Lebih lanjut, Gugus Tugas Pusat juga meminta setiap daerah menyiapkan manajemen krisis untuk melakukan monitoring dan evaluasi. Dalam hal ini, waktu dan sektor yang akan dibuka kembali, ditentukan oleh para pejabat bupati dan walikota di daerah.

Apabila dalam perkembangannya, ditemukan kenaikan kasus, maka Tim Gugus Tugas tingkat kabupaten/kota bisa memutuskan untuk melakukan pengetatan atau penutupan kembali.
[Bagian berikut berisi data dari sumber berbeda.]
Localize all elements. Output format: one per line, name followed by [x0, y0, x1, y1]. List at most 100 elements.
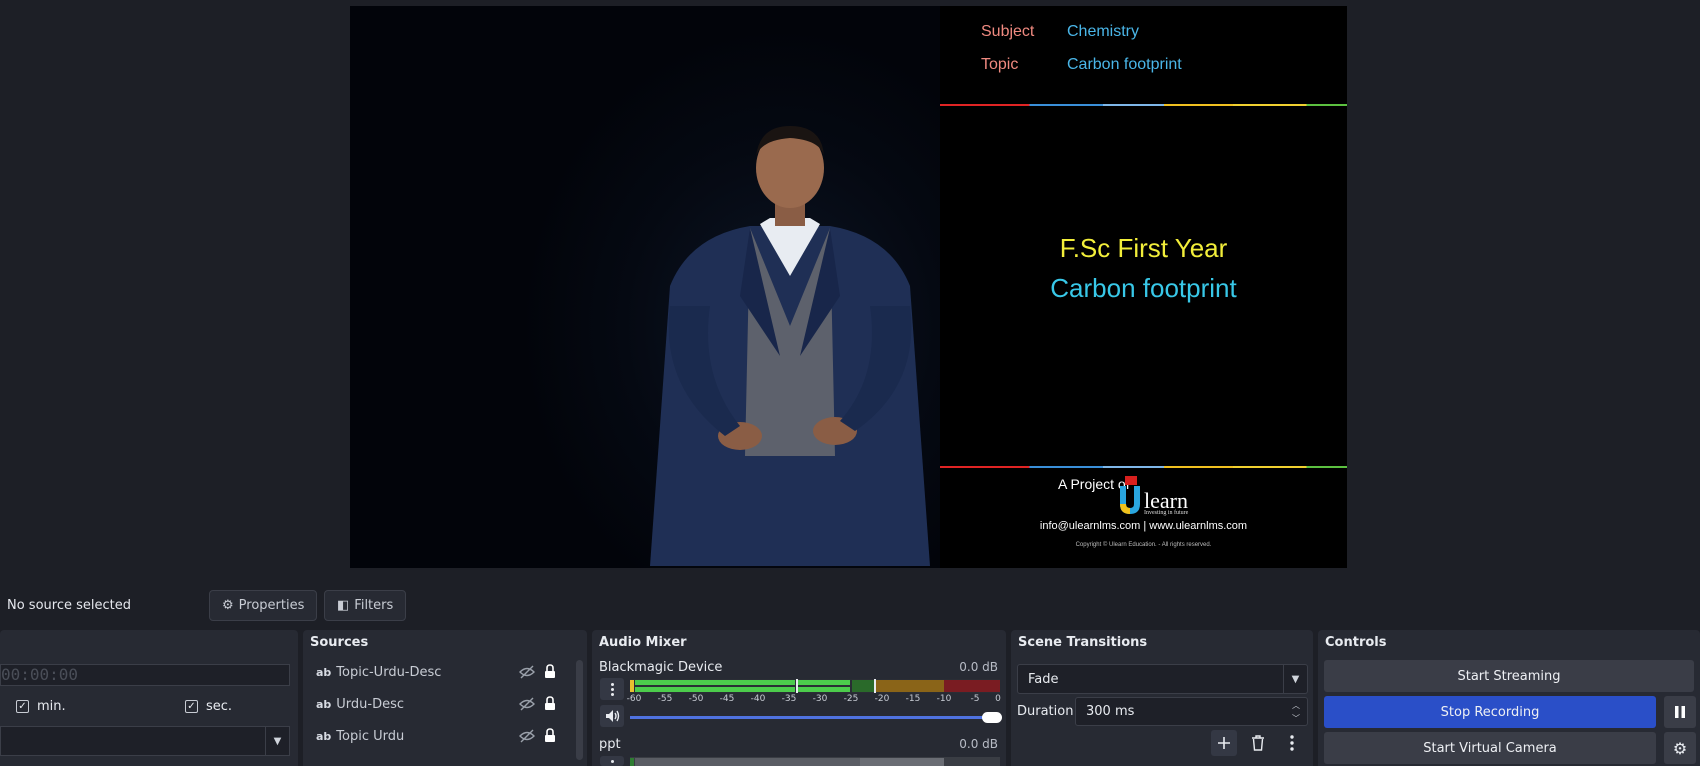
hidden-eye-icon[interactable] — [519, 697, 535, 711]
timer-mode-select[interactable]: ▼ — [0, 726, 290, 756]
subject-label: Subject — [981, 23, 1035, 40]
preview-area: Subject Chemistry Topic Carbon footprint… — [0, 0, 1700, 577]
lock-icon[interactable] — [544, 664, 556, 679]
start-virtual-camera-button[interactable]: Start Virtual Camera — [1324, 732, 1656, 764]
transition-menu-button[interactable] — [1279, 730, 1305, 756]
source-label: Topic Urdu — [336, 728, 405, 744]
slide-overlay: Subject Chemistry Topic Carbon footprint… — [940, 6, 1347, 568]
text-source-icon: ab — [316, 697, 332, 711]
min-label: min. — [37, 699, 66, 714]
duration-label: Duration — [1017, 704, 1074, 719]
filters-label: Filters — [354, 598, 394, 613]
logo-tagline: Investing in future — [1144, 510, 1189, 516]
gear-icon: ⚙ — [1672, 738, 1688, 758]
source-toolbar: No source selected ⚙ Properties ◧ Filter… — [0, 587, 1700, 623]
slide-title-line2: Carbon footprint — [1050, 273, 1237, 303]
tick-label: -50 — [688, 694, 704, 704]
sources-list: ab Topic-Urdu-Desc ab Urdu-Desc ab Topic… — [308, 656, 570, 752]
program-preview-canvas[interactable]: Subject Chemistry Topic Carbon footprint… — [350, 6, 1347, 568]
gear-icon: ⚙ — [222, 598, 234, 613]
trash-icon — [1252, 735, 1264, 751]
mute-button[interactable] — [600, 705, 624, 727]
sec-checkbox[interactable]: ✓ — [185, 700, 198, 713]
presenter-figure — [650, 126, 930, 566]
audio-mixer-dock: Audio Mixer Blackmagic Device 0.0 dB -60… — [592, 630, 1006, 766]
list-item[interactable]: ab Topic Urdu — [308, 720, 570, 752]
volume-meter — [630, 757, 1000, 766]
plus-icon — [1218, 737, 1230, 749]
list-item[interactable]: ab Urdu-Desc — [308, 688, 570, 720]
filters-button[interactable]: ◧ Filters — [324, 590, 406, 621]
timer-display[interactable]: 00:00:00 — [0, 664, 290, 686]
tick-label: -30 — [812, 694, 828, 704]
properties-label: Properties — [238, 598, 305, 613]
text-source-icon: ab — [316, 665, 332, 679]
scene-transitions-dock: Scene Transitions Fade ▼ Duration 300 ms… — [1011, 630, 1313, 766]
sources-title: Sources — [310, 635, 369, 650]
list-item[interactable]: ab Topic-Urdu-Desc — [308, 656, 570, 688]
chevron-down-icon: ▼ — [1283, 665, 1307, 693]
channel-menu-button[interactable] — [600, 756, 624, 766]
divider-top — [940, 104, 1347, 106]
tick-label: -45 — [719, 694, 735, 704]
filter-icon: ◧ — [337, 598, 350, 613]
topic-value: Carbon footprint — [1067, 56, 1182, 73]
tick-label: -15 — [905, 694, 921, 704]
volume-meter — [630, 679, 1000, 693]
volume-slider[interactable] — [630, 716, 992, 719]
start-streaming-button[interactable]: Start Streaming — [1324, 660, 1694, 692]
timer-dock: 00:00:00 ✓ min. ✓ sec. ▼ — [0, 630, 298, 766]
copyright-line: Copyright © Ulearn Education. - All righ… — [1075, 542, 1212, 548]
chevron-down-icon: ▼ — [265, 727, 289, 755]
ulearn-logo-icon — [1120, 476, 1140, 514]
no-source-label: No source selected — [7, 598, 131, 613]
topic-label: Topic — [981, 56, 1019, 73]
hidden-eye-icon[interactable] — [519, 729, 535, 743]
channel-name: ppt — [599, 737, 621, 752]
scene-transitions-title: Scene Transitions — [1018, 635, 1148, 650]
sec-label: sec. — [206, 699, 233, 714]
lock-icon[interactable] — [544, 728, 556, 743]
sources-scrollbar[interactable] — [576, 660, 583, 760]
min-checkbox[interactable]: ✓ — [16, 700, 29, 713]
controls-dock: Controls Start Streaming Stop Recording … — [1318, 630, 1700, 766]
stop-recording-button[interactable]: Stop Recording — [1324, 696, 1656, 728]
channel-db: 0.0 dB — [959, 660, 998, 674]
transition-select[interactable]: Fade ▼ — [1017, 664, 1308, 694]
properties-button[interactable]: ⚙ Properties — [209, 590, 317, 621]
tick-label: -40 — [750, 694, 766, 704]
tick-label: -5 — [970, 694, 980, 704]
add-transition-button[interactable] — [1211, 730, 1237, 756]
channel-db: 0.0 dB — [959, 737, 998, 751]
tick-label: -10 — [936, 694, 952, 704]
tick-label: -25 — [843, 694, 859, 704]
volume-slider-handle[interactable] — [982, 712, 1002, 723]
remove-transition-button[interactable] — [1245, 730, 1271, 756]
audio-mixer-title: Audio Mixer — [599, 635, 687, 650]
tick-label: 0 — [995, 694, 1001, 704]
channel-menu-button[interactable] — [600, 678, 624, 700]
divider-bottom — [940, 466, 1347, 468]
transition-selected: Fade — [1028, 672, 1059, 687]
hidden-eye-icon[interactable] — [519, 665, 535, 679]
ulearn-logo: learn Investing in future — [1116, 474, 1206, 518]
source-label: Topic-Urdu-Desc — [336, 664, 442, 680]
more-vertical-icon — [1290, 735, 1294, 751]
virtual-camera-settings-button[interactable]: ⚙ — [1664, 732, 1696, 764]
lock-icon[interactable] — [544, 696, 556, 711]
chevron-up-icon[interactable]: ︿ — [1285, 699, 1307, 712]
chevron-down-icon[interactable]: ﹀ — [1285, 712, 1307, 725]
pause-icon — [1675, 706, 1685, 718]
source-label: Urdu-Desc — [336, 696, 405, 712]
tick-label: -20 — [874, 694, 890, 704]
contact-line: info@ulearnlms.com | www.ulearnlms.com — [1039, 520, 1248, 532]
sources-dock: Sources ab Topic-Urdu-Desc ab Urdu-Desc — [303, 630, 587, 766]
subject-value: Chemistry — [1067, 23, 1140, 40]
slide-title-line1: F.Sc First Year — [1059, 233, 1228, 263]
controls-title: Controls — [1325, 635, 1387, 650]
tick-label: -35 — [781, 694, 797, 704]
pause-recording-button[interactable] — [1664, 696, 1696, 728]
duration-field[interactable]: 300 ms ︿ ﹀ — [1075, 697, 1308, 726]
text-source-icon: ab — [316, 729, 332, 743]
meter-scale: -60 -55 -50 -45 -40 -35 -30 -25 -20 -15 … — [627, 694, 1004, 706]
“Gugus Tugas Pusat bersama pemerintah provinsi, yaitu Gugus Tugas tingkat provinsi akan senantiasa memberikan informasi, memberikan pendampingan, dan evaluasi, serta arahan sesuai dengan perkembangan keadaan,” ujar Doni.

Ketua Gugus Tugas Percepatan Penanganan COVID-19, Doni Monardo, mengatakan ada 102 kabupaten atau kota yang diizinkan melaksanakan kegiatan produktif dan aman dari COVID-19 berdasarkan protokol kesehatan yang tepat.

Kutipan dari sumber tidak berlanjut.